First of all, check using fastqc that the trimming did remove the adapters that were contaminated the reads.

Again, with parallel specify the max number of jobs with the option -j to fit the #cpus booked

find . -name "reads.truncated.gz" | parallel -j 8 "fastqc {}" &

using the character & tells the shell that we want the processes to run in the background. Meaning that you can still run more things while the 4 tasks are running. Check them using htop.

check especially, the input for ST2, day0 before and after trimming. Did it solve the issue with adapters?

truncated read files are all named the same. And they are located into a deeper folder structure. To rename them all with their ids and move them at the ~/chip-seq/ level, you can run the following:

find -name "reads.truncated.gz" |  xargs ls -1 | awk '{split($1, path, "/");  system("mv "$0 " "path[3] "_" path[6])}'

filter for unique reads

Uniqueness of reads refers to mappability. The fewer locations a read has in a genome, the higher is mappability will be. A common filter is to use 30 as a threshold for filtering reads. Filter them in parallel

parallel "samtools view -b -q 30 {} > {.}.q30.bam" ::: *.bam

Since we are using only the chr19 for this tutorial, do you think the mappability score is correct? Why?

filter for duplicates?

Duplication is a bias that comes from PCR amplification. Reads then stack at the same location and create artificial high depth of coverage.
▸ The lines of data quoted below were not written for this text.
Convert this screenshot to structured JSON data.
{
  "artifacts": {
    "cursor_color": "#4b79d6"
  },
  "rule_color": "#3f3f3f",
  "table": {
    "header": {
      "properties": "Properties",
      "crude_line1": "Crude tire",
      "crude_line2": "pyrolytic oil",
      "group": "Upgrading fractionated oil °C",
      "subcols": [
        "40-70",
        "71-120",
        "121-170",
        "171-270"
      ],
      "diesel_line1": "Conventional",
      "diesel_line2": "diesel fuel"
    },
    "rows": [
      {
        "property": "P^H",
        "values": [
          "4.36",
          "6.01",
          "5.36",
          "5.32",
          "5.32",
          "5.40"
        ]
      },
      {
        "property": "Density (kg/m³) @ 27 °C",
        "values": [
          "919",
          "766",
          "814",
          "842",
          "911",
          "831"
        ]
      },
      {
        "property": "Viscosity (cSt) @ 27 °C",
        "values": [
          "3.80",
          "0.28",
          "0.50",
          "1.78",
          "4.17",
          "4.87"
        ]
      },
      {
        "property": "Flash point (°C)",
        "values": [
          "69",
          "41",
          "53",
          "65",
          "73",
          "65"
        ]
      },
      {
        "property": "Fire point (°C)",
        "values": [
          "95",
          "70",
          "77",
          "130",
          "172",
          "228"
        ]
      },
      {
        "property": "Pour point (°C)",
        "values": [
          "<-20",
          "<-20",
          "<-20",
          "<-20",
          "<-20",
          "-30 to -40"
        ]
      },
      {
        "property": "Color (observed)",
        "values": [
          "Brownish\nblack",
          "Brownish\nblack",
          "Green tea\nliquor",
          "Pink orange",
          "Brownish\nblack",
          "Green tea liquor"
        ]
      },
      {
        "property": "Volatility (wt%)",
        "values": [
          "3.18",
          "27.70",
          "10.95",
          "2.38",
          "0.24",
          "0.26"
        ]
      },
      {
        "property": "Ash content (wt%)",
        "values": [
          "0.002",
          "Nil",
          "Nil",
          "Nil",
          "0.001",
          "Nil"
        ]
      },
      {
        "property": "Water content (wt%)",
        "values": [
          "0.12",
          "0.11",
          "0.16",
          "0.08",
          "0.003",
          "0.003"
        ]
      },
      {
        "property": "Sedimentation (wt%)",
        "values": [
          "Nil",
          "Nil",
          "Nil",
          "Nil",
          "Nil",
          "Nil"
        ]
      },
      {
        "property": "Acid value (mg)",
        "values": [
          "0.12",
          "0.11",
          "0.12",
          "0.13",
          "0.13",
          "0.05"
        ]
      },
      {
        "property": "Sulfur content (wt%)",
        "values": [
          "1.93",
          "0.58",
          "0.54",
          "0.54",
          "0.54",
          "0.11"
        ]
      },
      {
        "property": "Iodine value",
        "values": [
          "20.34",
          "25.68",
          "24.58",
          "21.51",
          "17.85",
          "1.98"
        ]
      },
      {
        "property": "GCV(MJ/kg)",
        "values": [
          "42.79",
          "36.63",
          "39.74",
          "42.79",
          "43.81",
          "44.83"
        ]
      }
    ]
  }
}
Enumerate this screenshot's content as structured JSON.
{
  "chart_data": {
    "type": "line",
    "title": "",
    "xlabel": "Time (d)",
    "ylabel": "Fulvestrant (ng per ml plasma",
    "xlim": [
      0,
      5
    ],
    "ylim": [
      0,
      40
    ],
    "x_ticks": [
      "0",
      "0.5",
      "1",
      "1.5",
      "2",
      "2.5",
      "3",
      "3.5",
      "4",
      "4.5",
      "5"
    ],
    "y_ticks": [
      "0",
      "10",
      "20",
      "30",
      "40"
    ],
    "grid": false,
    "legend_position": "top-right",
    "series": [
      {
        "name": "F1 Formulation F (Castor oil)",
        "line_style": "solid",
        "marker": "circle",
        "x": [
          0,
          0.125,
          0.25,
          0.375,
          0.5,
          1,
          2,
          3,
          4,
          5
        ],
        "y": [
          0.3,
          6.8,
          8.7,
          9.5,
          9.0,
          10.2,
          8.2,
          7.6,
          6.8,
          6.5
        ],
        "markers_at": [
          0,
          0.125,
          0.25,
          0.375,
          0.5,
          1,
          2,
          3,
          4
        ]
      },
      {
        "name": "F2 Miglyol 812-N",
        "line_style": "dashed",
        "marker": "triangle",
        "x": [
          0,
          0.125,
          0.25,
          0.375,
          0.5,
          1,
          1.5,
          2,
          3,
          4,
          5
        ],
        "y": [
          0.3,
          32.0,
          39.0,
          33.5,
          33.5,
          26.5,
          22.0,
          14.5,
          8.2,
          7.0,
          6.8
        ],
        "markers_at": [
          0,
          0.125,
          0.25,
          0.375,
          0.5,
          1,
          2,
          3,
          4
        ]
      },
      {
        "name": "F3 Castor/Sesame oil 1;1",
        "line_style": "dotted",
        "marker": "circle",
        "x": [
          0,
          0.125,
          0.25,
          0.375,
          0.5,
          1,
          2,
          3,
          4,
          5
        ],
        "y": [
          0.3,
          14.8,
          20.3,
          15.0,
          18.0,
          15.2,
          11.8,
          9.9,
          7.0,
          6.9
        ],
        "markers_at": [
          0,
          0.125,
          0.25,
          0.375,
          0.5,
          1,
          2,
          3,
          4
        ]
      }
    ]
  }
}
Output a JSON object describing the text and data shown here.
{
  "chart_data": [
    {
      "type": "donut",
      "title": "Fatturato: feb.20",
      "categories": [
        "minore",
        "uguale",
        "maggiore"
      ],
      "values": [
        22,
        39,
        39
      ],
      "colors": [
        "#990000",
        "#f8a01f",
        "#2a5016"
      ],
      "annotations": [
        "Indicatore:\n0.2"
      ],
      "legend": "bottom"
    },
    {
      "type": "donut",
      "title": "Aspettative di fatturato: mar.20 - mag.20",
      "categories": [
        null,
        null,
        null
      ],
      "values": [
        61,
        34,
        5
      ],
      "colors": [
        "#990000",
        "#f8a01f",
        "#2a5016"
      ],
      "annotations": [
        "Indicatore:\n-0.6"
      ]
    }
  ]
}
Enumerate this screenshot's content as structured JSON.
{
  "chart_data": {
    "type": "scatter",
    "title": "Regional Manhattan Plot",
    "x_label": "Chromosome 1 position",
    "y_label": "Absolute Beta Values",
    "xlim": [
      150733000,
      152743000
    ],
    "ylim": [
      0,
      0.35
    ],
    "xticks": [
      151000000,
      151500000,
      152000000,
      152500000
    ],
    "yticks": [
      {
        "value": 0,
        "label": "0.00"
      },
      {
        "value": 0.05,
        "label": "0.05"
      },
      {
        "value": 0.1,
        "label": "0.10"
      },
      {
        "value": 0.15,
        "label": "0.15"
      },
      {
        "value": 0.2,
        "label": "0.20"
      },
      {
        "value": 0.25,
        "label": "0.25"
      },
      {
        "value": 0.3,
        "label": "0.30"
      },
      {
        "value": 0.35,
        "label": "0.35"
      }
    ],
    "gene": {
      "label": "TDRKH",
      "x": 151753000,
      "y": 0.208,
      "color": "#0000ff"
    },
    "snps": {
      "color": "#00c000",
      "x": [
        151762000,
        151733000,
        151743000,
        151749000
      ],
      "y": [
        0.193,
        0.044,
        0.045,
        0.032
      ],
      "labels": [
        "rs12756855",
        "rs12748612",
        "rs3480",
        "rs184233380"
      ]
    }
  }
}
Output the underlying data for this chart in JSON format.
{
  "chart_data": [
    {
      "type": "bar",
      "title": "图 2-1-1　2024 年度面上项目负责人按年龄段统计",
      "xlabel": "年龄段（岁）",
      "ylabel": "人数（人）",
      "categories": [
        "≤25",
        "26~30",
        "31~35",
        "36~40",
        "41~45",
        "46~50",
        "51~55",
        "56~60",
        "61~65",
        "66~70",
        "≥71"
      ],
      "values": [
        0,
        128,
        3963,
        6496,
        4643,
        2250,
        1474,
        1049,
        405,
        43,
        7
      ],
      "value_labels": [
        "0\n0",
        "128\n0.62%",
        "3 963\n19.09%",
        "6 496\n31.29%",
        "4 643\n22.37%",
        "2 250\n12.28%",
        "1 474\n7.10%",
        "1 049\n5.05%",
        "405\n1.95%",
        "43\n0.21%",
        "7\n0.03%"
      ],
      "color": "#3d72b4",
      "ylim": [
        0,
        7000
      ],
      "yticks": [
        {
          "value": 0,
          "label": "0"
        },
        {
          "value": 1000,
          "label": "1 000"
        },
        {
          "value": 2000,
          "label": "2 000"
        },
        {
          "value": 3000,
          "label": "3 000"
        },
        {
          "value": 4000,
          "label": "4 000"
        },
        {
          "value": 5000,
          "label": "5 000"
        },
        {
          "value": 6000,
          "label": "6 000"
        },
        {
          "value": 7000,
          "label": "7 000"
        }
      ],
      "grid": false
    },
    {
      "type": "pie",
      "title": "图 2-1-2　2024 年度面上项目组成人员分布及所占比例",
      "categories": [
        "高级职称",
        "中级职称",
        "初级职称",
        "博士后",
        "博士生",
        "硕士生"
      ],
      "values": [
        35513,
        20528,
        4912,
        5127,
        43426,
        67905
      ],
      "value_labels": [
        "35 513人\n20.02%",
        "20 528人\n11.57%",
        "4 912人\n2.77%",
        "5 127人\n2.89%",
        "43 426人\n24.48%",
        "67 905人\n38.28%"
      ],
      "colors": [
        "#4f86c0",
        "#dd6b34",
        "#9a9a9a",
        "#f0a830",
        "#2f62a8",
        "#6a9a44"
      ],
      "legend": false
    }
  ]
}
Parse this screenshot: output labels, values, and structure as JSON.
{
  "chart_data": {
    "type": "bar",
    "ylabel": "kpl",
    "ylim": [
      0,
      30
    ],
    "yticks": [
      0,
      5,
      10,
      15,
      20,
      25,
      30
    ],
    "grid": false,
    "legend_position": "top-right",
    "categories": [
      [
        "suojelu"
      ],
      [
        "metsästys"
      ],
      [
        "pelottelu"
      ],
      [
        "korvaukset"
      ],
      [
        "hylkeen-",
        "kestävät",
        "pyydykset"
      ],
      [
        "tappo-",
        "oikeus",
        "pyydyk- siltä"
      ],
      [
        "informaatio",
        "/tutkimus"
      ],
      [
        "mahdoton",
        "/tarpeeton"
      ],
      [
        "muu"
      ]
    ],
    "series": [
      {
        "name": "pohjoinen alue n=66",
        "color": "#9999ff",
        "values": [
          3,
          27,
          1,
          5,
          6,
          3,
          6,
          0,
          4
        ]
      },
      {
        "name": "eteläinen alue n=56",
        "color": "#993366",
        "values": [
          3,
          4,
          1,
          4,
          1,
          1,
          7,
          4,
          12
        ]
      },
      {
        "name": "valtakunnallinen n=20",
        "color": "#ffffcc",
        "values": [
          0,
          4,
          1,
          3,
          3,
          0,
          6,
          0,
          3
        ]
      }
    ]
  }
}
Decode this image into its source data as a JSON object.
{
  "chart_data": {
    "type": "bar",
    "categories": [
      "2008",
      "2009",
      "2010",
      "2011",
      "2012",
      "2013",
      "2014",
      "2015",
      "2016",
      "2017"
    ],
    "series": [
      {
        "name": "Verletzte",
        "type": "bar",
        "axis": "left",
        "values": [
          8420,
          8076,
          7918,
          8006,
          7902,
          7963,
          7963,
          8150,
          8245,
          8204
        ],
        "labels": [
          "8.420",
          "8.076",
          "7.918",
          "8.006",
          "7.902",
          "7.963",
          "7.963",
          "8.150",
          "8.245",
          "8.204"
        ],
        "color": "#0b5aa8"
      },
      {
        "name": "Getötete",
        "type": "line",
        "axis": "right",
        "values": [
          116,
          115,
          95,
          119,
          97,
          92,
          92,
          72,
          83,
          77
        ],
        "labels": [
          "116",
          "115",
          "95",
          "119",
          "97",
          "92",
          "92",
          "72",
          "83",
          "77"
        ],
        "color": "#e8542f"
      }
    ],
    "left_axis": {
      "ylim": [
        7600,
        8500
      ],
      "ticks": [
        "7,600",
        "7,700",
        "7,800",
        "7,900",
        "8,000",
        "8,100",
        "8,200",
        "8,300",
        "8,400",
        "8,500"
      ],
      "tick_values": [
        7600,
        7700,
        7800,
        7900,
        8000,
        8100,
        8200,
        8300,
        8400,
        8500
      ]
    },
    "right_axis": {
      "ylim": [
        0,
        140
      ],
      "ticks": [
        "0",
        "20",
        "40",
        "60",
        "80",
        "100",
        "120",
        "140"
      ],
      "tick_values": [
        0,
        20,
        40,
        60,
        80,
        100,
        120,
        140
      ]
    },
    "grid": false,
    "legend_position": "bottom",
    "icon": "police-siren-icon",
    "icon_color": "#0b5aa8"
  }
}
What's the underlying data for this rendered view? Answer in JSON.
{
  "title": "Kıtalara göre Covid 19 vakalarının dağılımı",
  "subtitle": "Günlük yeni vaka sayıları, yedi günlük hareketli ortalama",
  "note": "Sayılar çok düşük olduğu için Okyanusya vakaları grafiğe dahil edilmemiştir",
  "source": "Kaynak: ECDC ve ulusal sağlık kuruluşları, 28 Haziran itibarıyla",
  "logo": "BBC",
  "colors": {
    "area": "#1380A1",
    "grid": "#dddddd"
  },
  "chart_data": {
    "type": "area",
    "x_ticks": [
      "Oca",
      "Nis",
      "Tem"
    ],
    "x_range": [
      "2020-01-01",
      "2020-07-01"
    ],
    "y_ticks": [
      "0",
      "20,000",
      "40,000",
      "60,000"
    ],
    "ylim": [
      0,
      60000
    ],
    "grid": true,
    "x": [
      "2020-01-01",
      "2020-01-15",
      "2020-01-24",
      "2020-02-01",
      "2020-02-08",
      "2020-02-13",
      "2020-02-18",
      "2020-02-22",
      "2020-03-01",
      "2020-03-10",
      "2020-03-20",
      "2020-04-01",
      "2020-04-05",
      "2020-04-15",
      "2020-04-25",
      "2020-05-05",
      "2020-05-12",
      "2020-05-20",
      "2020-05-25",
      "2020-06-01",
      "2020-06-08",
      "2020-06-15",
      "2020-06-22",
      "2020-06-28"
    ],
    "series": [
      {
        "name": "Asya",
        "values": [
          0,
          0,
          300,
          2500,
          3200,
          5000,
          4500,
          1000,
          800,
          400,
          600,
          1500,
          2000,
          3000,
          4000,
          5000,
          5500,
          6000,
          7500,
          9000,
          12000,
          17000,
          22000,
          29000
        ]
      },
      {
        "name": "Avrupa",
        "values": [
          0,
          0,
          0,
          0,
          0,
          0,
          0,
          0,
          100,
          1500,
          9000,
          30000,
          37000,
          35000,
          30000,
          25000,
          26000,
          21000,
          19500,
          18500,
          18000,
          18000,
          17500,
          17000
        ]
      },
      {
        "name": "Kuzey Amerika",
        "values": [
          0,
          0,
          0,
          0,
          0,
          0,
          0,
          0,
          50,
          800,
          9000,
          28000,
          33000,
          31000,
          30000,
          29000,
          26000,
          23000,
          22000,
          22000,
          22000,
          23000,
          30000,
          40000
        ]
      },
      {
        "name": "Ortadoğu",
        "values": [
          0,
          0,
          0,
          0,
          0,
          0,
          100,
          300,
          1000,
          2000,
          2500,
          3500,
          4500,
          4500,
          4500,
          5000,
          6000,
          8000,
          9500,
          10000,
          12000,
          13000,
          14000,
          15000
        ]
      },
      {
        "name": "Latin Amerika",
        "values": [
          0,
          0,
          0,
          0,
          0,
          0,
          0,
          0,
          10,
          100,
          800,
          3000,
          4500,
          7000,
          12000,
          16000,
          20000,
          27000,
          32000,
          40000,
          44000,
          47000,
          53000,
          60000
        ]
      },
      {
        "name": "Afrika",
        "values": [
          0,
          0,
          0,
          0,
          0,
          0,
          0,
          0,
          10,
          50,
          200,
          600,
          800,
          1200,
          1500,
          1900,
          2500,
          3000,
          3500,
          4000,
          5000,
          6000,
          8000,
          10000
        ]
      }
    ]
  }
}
Duplicates have an unclear definition in a mapped file. Usually, single-end reads that are mapped at the same 5' end are considered as duplicates. External coordinates are used for paired-end reads.
For regular NGS, filtering for duplicates is mandatory. However, for ChIP-seq since the reads are, by nature, clustered at one location this is not recommended. If duplication is observed at the reads level, such as in fastqc output, then filtering may be necessary. Marking duplicates allow keeping track of them without losing them.